巌窟の王

 宿に現れた女性は、コルニケアの王、“巌窟王”アルフレド・ケイブマンの秘書だそうな。


「サシャと申します。クラファ殿下、マークス様。以後お見知り置きを」

「呼び出しはわかるが、王都ではないのだな」

「はい。この宿の最上階におります」

「「え⁉︎」」


 なんでまた、こんな……というと失礼だけど、中級の宿に王様が?


「“金床亭”は我が主人が即位前からの定宿で、“食事メシと風呂が絶品”なのだそうです」


 そうですね。わかります。食事はすごく美味しかったし、お風呂も泉質が素晴らしかった。


「出来れば、すぐにでもご足労いただきたいのですが、大丈夫でしょうか?」

「構わん。王が南端の街に出ていた意味くらい理解している」

「御慧眼です」


 なんだ、意味って。ぼくの視線を受け流した姫様は、サシャさんを見て首を振った。


「違う。それは、わたしたちが呼び込んだものだ。追い返される覚悟はしている」

「どういうこと……え」

「貴様もわかっているはずだ。ヒューミニアの息が掛かったケウニアは、滅びに向かって互いに轡を並べているのだ。このままでは、奴らとの戦争にコルニケアを巻き込むことになる」


◇ ◇


「おう、開いてるぞ」


 ぼくと姫様が呼び出されたのは、宿の最上階。といっても三階の角部屋だ。ぼくらの泊まっているひとり部屋よりは広いが、特に豪華でも安全でもない。スイート、といえなくもない続き部屋になった応接室で、ぼくらを出迎えてくれたのは四十代に見える男性。着ているものは普通の木綿の上下だが、小柄な体躯にムキムキの筋肉とモジャモジャのヒゲが、いかにもドワーフだ。

 まさに質実剛健。それがドワーフの国王アルフレド王と聞いて、ぼくは静かに納得する。


「おお、クラファ。久しぶり、といっても前は赤子だったな。美しく育ったもんだ。本当に、アイラベルにそっくりだ」


 アイラベルというのはクラファ殿下の亡くなった母君だ。姫様は優雅に腰を落とし頭を下げる。


「光栄です。アルフレド陛下にはご機嫌麗しゅう」

「まあ、麗しくもないが、適当にやってる。座れ座れ。挨拶なんてどうでもいい、それより話を聞かせろ。お前のサーバントが化けたそうじゃねーか」

「……そちらですか。ヒューミニアとケウニアとを相手取った戦争の話ではなく」


 促されてソファに座ってすぐ、困惑した姫様の苦言を、ドワーフの王は豪快に笑い飛ばす。

 ちなみに、なんでかサーバントのぼくまで座らされた。サシャさんを見ると、“気にせず座ってください”なアイコンタクトが送られてきた。

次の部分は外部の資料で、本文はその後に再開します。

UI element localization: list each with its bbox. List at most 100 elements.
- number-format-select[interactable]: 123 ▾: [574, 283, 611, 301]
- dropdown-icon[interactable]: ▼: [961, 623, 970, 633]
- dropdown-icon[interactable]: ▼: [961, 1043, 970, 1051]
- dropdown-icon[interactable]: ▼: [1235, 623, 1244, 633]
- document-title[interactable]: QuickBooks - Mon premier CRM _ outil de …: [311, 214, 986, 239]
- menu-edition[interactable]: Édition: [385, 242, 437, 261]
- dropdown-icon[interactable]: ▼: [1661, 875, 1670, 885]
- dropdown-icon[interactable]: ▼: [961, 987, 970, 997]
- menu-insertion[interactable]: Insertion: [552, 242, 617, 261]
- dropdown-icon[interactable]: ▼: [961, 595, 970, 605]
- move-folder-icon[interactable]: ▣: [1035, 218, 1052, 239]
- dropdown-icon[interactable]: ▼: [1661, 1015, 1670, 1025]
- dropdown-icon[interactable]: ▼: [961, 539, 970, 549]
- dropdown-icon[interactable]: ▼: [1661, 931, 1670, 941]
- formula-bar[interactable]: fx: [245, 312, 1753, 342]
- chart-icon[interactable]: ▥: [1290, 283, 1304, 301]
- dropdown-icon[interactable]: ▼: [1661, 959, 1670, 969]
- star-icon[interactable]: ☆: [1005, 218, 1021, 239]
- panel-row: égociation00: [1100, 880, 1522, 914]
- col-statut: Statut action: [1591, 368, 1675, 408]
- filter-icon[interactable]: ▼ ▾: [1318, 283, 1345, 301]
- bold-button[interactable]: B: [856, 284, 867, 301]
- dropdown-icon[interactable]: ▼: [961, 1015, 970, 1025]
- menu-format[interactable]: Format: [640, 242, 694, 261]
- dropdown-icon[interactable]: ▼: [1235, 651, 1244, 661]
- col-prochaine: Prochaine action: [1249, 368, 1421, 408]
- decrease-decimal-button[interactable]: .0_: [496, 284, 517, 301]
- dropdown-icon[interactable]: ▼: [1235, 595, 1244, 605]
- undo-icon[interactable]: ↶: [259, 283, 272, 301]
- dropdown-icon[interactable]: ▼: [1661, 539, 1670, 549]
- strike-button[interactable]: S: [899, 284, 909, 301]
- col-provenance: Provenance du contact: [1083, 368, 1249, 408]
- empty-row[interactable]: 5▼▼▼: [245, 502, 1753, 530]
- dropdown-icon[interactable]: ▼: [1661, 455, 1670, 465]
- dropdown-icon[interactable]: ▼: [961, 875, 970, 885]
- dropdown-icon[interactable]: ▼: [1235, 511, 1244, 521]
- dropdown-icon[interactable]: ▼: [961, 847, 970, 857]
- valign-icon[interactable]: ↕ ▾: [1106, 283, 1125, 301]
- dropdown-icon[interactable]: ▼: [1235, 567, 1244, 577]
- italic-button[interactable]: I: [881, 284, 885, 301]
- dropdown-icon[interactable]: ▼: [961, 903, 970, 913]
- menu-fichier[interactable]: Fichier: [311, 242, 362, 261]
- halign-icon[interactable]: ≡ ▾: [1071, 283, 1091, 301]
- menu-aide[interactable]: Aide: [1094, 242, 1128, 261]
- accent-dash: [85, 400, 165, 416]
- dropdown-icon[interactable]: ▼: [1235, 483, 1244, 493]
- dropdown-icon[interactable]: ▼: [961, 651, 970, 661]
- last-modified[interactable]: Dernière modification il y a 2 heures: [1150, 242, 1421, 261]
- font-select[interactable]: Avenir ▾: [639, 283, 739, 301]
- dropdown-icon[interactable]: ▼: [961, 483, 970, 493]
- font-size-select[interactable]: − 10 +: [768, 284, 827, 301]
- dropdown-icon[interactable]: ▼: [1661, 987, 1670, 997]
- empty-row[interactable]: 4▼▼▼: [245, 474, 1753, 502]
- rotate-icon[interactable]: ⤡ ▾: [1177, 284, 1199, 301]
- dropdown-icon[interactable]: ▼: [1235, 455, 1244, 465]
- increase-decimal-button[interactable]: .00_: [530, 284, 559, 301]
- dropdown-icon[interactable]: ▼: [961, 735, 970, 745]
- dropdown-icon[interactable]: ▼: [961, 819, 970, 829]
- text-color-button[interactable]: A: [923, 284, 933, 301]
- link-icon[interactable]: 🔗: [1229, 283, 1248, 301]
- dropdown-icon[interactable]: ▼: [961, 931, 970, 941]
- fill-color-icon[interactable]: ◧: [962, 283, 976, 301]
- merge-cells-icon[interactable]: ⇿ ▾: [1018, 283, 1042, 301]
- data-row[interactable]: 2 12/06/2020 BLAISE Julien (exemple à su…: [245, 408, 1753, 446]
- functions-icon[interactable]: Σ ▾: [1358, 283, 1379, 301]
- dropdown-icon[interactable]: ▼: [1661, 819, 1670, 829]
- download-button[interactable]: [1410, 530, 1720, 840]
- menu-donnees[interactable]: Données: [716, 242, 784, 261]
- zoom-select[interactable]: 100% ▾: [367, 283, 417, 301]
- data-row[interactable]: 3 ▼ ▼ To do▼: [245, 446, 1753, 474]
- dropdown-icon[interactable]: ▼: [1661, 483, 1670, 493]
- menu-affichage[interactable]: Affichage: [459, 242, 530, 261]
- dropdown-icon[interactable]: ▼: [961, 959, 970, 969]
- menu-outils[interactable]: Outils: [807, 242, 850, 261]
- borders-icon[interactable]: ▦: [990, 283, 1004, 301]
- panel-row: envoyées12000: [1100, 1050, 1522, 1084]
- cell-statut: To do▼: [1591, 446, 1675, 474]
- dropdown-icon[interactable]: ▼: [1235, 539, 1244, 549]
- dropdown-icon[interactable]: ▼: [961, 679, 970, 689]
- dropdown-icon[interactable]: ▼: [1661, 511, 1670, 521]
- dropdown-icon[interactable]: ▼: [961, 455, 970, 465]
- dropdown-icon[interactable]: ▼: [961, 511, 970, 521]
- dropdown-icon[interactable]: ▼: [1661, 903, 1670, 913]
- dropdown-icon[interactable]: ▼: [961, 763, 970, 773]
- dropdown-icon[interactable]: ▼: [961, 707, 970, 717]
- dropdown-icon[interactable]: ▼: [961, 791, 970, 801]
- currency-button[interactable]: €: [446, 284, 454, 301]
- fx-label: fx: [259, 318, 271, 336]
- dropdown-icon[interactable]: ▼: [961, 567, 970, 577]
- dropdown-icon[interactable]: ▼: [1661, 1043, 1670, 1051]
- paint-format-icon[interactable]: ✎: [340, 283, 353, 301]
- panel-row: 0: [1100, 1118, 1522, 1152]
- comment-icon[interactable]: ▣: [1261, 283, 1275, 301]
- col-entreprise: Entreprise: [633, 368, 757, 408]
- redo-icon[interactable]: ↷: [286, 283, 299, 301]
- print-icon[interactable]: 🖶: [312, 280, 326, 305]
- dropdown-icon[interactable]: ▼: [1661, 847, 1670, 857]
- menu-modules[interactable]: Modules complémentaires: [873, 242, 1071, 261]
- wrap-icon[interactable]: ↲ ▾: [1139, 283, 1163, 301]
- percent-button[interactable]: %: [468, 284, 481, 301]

「心配しなくても、後でそっちにも繋がる。まずはこれだ」


 王がテーブルの下から出してきたのは、軍用レーションの箱だった。当然ながら、昨日ぼくが女将さんに宿代代わりに渡したものだ。王もずいぶん興味があったらしく、あれこれ開封済みだ。


「これは女将から買い取ったものだが、頼めばどのくらい手に入る」

「同じものは三十ほど、似たようなものも含めれば二百ほどは」


 インベントリーの在庫数を思い出しながら、ぼくは首を傾げる。


「全部くれ。カネはいい値で払う」

「陛下」


 側に控えていたサシャさんが、やんわりと釘を刺す。口調は穏やかだけど、目が全然笑ってない。


「いや、待てサシャ、これは世界に変革をもたらす画期的な商品でな」

「後にしてください。いま喫緊の課題は兵糧ではありません」

「……ああ、うん」


 アルフレド王は気を取り直して交渉に入ろうとするが、明らかにテンションが低い。ぼくの横で、クラファ殿下が真顔のままプルプル震えているのが見えた。

 姫様、ムッチャ笑い堪えてますね。


「死体を見た。あの武器は売ってもらえんか」


 油断していたぼくらに、王から直球が叩き込まれた。